InternImage AssertionError: Check batch related parameters. train_batch_size is not equal to micro_batch_per_gpu * gradient_acc_step * world

AssertionError: Check batch related parameters. train_batch_size is not equal to micro_batch_per_gpu * gradient_acc_step * world_size

Open xiangchen-zhao opened this issue 1 year ago • 6 comments

I am trying to run the scripts you provide in "Huggingface Accelerate Integration of Deepspeed" accelerate launch --config_file configs/accelerate/dist_8gpus_zero3_offload.yaml main_accelerate.py --cfg configs/internimage_t_1k_224.yaml --data-path /mnt/lustre/share/images --batch-size 128 --accumulation-steps 4 --output output_zero3_offload However, I got an AssertionError AssertionError: Check batch related parameters. train_batch_size is not equal to micro_batch_per_gpu * gradient_acc_step * world_size 4096 != 128 * 4 * 1

And I found this error is caused by an exception in deepspeed package (deepspeed/runtime/config.py Line691)

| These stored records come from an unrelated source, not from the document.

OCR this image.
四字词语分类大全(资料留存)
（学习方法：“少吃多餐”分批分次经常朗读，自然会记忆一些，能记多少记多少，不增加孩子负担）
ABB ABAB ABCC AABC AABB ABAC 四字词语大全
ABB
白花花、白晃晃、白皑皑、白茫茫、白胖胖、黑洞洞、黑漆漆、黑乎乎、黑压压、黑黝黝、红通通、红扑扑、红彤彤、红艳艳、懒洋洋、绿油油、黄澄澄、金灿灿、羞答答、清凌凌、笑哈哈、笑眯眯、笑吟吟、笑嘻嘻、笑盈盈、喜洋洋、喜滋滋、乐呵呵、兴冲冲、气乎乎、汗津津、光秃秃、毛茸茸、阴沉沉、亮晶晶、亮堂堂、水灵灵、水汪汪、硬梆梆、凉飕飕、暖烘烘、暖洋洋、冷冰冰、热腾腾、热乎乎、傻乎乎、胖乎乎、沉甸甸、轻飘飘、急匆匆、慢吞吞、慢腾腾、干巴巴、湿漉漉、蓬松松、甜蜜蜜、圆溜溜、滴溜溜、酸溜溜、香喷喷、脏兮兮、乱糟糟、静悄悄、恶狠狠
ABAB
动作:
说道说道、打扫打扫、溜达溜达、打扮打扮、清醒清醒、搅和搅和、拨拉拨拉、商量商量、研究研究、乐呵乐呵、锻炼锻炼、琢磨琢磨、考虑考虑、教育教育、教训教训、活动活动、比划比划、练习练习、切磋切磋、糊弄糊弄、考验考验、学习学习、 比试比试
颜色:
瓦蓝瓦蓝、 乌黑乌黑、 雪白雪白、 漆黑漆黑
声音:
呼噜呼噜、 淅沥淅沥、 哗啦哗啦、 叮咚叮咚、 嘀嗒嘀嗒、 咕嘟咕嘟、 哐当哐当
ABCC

I'm wondering if it's a version issue. Could you give the version of accelerate and deepspeed you used? Thanks!

my environment: CUDA: 11.3 torch: 1.11.0+cu113 python: 3.7.16 accelerator:0.18.0 deepspeed:0.9.0 Ubuntu: 18.04 8 * NVIDIA A10G NVIDIA-SMI 510.47.03

Apr 19 '23 00:04 xiangchen-zhao

Hello, we have tested the deepspeed=0.9.0 and it throws the same error as you face. We guess it is bug of the compatibility between the latest accelerate and deepspeed.

You could use deepspeed=0.8.3 accelerate=0.18.0, it could successfully run in our GPU cluster and should be able to run in yours.